O O objetivo dos americanos: transformar a Síria num pântano para atolar a Rússia.
Os Estados Unidos destinaram a quase totalidade da sua ajuda humanitária à Síria, atingida por um terramoto em Fevereiro de 2023, aos seus auxiliares curdos no nordeste do país, como um aguilhão na cauda da sua política destinada a mudar o regime político de Damasco, o único país, juntamente com o Líbano, que não fez um pacto com Israel.
Uma política que, segundo a doxa atlantista, faz parte de uma geo-estratégia destinada a manter a Síria fraca e dividida, a via estratégica de abastecimento do Hezbollah libanês, a bête noire de Israel e dos Estados Unidos.
Mas este ostracismo sobre uma questão altamente humanitária - a situação de uma população duplamente atingida por uma guerra de dez anos e pelo terramoto (5. 900 vítimas)-, produziu, por efeito inverso, um vasto movimento de solidariedade árabe, incluindo no seio de países até então resolutamente hostis a uma normalização com a Síria, nomeadamente a Tunísia, um dos maiores exportadores de jihadistas terroristas sob o mandato de Nahdhaouis (Moncef Marzouki-Rached Ghannouchi 2011-2014), o Egipto, que declarou a jihad contra o seu antigo parceiro na guerra contra Israel durante o mandato do presidente islamista Mohamad Morsi (2012), e a Arábia Saudita, país anfitrião da próxima cimeira árabe, que pretende estancar o fluxo de captagonismo produzido na Síria ou que transita para as petro-monarquias. De acordo com as estimativas mais aceites, o tráfico representa cerca de 54 mil milhões de dólares por ano.
Num sinal incontestável da determinação dos EUA em manter o bloqueio anti-sírio e impedir a reconciliação inter-árabe, o chefe do Estado-Maior Conjunto dos EUA, Mark Milley, fez uma visita surpresa à base de Tanaf, alvo regular de ataques de drones, no início de Março de 2023.
Fundada em 2016, esta base americana no deserto sírio, perto das fronteiras
com a Jordânia e o Iraque, foi apresentada por Washington como destinada a
combater os grupos terroristas islamitas. Para além deste objectivo, a base tem
como principal finalidade bloquear a fronteira entre os três países árabes
vizinhos e consolidar o bloqueio anti-sírio.

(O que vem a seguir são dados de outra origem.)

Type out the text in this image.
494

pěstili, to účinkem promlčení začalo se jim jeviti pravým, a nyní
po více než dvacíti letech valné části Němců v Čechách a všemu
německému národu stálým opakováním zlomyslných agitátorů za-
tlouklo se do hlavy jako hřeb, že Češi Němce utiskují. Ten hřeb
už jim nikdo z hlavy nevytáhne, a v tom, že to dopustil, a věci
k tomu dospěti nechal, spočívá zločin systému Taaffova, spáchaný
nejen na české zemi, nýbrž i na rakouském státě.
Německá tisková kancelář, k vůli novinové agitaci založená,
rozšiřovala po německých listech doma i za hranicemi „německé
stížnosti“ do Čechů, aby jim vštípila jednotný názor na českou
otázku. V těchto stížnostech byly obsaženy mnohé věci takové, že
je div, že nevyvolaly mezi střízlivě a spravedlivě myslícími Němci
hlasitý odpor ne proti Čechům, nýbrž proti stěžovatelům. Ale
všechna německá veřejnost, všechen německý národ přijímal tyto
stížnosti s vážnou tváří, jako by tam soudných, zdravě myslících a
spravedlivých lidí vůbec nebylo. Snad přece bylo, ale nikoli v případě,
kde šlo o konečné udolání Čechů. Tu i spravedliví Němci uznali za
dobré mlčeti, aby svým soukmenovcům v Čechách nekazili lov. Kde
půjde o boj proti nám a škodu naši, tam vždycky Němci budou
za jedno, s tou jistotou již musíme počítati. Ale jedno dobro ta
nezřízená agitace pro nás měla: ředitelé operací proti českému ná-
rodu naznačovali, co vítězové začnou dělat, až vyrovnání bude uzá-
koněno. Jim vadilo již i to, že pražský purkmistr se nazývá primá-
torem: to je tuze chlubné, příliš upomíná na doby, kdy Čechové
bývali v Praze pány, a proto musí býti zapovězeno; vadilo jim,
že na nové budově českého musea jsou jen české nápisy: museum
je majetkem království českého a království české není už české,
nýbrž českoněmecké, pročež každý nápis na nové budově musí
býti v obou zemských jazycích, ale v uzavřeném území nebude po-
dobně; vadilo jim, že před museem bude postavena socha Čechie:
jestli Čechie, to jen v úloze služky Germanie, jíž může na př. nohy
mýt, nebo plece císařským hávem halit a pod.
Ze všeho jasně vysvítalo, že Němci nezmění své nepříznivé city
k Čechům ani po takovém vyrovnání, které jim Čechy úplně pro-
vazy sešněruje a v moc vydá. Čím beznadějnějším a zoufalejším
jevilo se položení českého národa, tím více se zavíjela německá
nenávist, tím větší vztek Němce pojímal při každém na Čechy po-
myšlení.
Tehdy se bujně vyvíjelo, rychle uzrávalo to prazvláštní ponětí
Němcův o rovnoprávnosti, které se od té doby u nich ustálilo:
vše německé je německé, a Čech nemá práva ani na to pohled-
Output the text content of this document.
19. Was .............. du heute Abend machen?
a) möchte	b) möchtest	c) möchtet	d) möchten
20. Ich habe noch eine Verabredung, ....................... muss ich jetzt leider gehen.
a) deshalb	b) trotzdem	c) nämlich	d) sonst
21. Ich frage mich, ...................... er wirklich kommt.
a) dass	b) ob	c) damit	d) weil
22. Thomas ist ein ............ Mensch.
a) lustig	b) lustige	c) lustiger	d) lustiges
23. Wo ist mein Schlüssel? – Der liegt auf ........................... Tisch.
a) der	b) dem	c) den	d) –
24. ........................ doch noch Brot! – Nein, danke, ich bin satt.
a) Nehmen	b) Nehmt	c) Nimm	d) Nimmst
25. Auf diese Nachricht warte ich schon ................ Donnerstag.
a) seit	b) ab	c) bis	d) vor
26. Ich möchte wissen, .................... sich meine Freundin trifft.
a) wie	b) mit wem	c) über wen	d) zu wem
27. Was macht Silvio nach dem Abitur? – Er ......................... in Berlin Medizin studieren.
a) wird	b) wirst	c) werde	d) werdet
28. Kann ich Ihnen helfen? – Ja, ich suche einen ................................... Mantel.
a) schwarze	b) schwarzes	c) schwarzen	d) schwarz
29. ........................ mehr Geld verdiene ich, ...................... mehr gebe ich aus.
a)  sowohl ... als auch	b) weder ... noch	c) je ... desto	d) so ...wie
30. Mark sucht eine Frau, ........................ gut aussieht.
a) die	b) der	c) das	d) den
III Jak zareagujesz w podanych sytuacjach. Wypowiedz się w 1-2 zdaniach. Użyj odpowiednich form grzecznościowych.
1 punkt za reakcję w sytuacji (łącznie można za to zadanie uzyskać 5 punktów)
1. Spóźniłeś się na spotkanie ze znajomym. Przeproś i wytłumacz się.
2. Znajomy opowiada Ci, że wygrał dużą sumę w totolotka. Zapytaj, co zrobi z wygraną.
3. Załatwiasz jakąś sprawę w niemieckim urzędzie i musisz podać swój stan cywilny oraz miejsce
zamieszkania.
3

A visita do oficial americano foi acompanhada pela consolidação das bases
de apoio do exército americano no nordeste da Síria, em Malikiya (província de
Hassaké), Roumeylane, Himo, Kisra, a cidade desportiva de Hassaké e Cheddadi,
com a ampliação das pistas de aterragem para aviões de carga. No contexto da
guerra na Ucrânia, a tensão entre americanos e russos é viva nesta zona
sensível, onde a força aérea russa efectuou nada menos que 25 incursões em Março
de 2023, dentro do perímetro da base de Tanaf. Uma incursão de um drone no
perímetro da base de Romeylane em Al Kharrab al Jir (província de Hassaké)
custou a vida a um soldado americano e feriu seis outros, as primeiras baixas
americanas na guerra de atrito travada pelas grandes potências e pelas
potências regionais neste sector tão cobiçado.
Além disso, num gesto sem precedentes na história militar contemporânea, os
dois pesos pesados da região, a Turquia e o Irão, forneceram drones aos
beligerantes na guerra da Ucrânia - Ancara para Kiev e Teerão para Moscovo -
invertendo a tendência anterior, segundo a qual a Europa, e mesmo o Ocidente,
agiam como fornecedores do Médio Oriente e não o contrário.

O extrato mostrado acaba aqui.